AIDS-defining illnesses & associated malignancies

  • Infections: PCP, oesophageal candidiasis, CNS toxoplasmosis, cryptococcal meningitis, disseminated MAC, CMV retinitis, chronic cryptosporidiosis/isosporiasis, extrapulmonary TB, recurrent bacterial pneumonia, PML (JC virus).
  • Malignancies: Kaposi sarcoma (HHV-8), non-Hodgkin & primary CNS lymphoma (EBV), invasive cervical carcinoma (HPV).
  • HIV wasting syndrome and HIV encephalopathy.

High-yield: Kaposi sarcoma → HHV-8; primary CNS lymphoma & oral hairy leukoplakia → EBV; cervical cancer → HPV; PML → JC virus. Oral hairy leukoplakia is on the lateral tongue and does NOT scrape off (unlike candidiasis).

Complications

  • Profound immunodeficiency → recurrent OIs (the principal cause of mortality untreated).
  • HIV-associated neurocognitive disorder (HAND)/AIDS dementia complex.
  • HIV nephropathy (FSGS — collapsing variant), commoner in subtype/ethnic groups with APOL1 risk alleles.
  • Cardiovascular disease and metabolic syndrome (partly drug-related).
  • IRIS after ART initiation.
  • Drug toxicities and resistance from non-adherence.

Key differentials

  • Acute retroviral syndrome mimics EBV/CMV infectious mononucleosis, secondary syphilis, acute viral hepatitis, and drug reaction — always consider HIV in a young patient with fever, rash, pharyngitis and lymphadenopathy; test with RNA/p24 because antibodies may be negative.
  • CNS ring-enhancing lesion in AIDS: Toxoplasmosis (multiple lesions, basal ganglia) vs primary CNS lymphoma (single, periventricular, EBV-driven, thallium-SPECT/PET avid). Empirical anti-toxoplasma trial; if no response in 2 weeks → biopsy for lymphoma.
  • Diarrhoea in AIDS: Cryptosporidium, Isospora, Microsporidia, MAC, CMV colitis.

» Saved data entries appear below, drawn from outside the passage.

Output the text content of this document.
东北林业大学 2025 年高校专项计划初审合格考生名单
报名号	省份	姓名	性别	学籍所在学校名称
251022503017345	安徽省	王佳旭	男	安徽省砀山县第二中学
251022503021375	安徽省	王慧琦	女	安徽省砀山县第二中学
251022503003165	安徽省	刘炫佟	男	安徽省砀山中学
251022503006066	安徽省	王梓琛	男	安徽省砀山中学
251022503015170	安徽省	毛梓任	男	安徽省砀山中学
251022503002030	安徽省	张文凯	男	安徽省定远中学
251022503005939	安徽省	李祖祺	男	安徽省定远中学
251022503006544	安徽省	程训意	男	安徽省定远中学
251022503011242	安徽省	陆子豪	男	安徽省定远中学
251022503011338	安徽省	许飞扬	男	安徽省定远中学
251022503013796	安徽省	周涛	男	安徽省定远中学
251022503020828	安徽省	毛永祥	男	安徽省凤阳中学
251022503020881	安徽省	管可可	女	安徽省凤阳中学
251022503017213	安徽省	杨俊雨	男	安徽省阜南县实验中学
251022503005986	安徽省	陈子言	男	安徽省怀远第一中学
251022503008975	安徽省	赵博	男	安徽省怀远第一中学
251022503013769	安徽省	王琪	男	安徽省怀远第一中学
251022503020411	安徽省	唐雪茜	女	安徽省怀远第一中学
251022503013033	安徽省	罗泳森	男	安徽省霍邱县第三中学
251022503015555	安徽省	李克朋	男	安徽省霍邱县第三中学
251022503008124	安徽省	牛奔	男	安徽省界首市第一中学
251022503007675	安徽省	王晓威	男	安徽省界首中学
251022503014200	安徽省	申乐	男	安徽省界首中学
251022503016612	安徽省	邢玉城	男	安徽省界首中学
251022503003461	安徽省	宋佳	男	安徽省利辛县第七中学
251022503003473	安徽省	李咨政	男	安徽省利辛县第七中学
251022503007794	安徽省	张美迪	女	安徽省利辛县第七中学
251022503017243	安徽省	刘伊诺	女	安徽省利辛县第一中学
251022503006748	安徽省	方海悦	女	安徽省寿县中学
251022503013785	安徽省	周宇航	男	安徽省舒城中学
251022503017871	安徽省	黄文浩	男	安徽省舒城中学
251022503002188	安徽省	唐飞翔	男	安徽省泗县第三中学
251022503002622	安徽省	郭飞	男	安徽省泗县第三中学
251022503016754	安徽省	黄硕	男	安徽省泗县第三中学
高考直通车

Recently asked / exam angle

  • Co-receptor pairing: gp120 binds CD4 + CCR5/CXCR4; gp41 mediates fusion — frequent image/diagram-based MCQs.
  • Earliest serologic marker = p24 antigen; earliest overall = HIV RNA (NAT). Window-period questions recur every cycle.
  • HIV-2 is NNRTI-resistant — single-best-answer favourite.
  • CD4 thresholds for OI prophylaxis (200/100/50) and the matching drug of choice (cotrimoxazole for PCP + Toxo).
  • Western blot bands (p24, gp41, gp120/160) and the ELISA→Western blot algorithm.
  • First-line ART = TLD (Tenofovir + Lamivudine + Dolutegravir).
  • Abacavir → HLA-B*5701 hypersensitivity testing.
  • Infant diagnosis = HIV DNA PCR (not ELISA before 18 months).
  • Best marker to monitor ART response = viral load (HIV RNA).
  • IRIS most classically with TB and cryptococcal disease.
  • Kaposi sarcoma — HHV-8; the most common AIDS-related malignancy.

Rapid revision

  1. HIV = enveloped, diploid (+)ssRNA Lentivirus; reverse transcriptase has no proofreading → high mutation rate.
  2. gp120 = attachment (CD4 + co-receptor); gp41 = fusion; p24 = capsid + earliest serologic marker.
  3. Co-receptors: CCR5 (early, macrophage-tropic), CXCR4 (late); CCR5-Δ32 = resistance to acquisition; maraviroc = CCR5 antagonist.
  4. HIV-2 is intrinsically NNRTI-resistant; subtype C predominates in India.
  5. AIDS = CD4 < 200 OR an AIDS-defining illness.
  6. OI staircase: <200 PCP, <100 Toxo/Crypto, <50 CMV/MAC.
  7. Cotrimoxazole covers both PCP and Toxoplasma prophylaxis (start CD4 < 200).
  8. Algorithm: ELISA screen → Western blot confirm; modern = 4th-gen Ag/Ab → differentiation assay → NAT.
  9. Earliest test = HIV RNA PCR; infant diagnosis = DNA PCR (antibody unreliable <18 months); monitor ART with viral load.
  10. First-line ART = TLD (TDF + 3TC + Dolutegravir); check HLA-B*5701 before abacavir.
  11. PMTCT: maternal ART + suppressed viral load + infant prophylaxis cuts transmission to <1-2%; intrapartum is highest-risk window.
  12. AIDS malignancies: Kaposi → HHV-8, CNS lymphoma → EBV, cervical cancer → HPV, PML → JC virus; PEP within 72 h, U = U.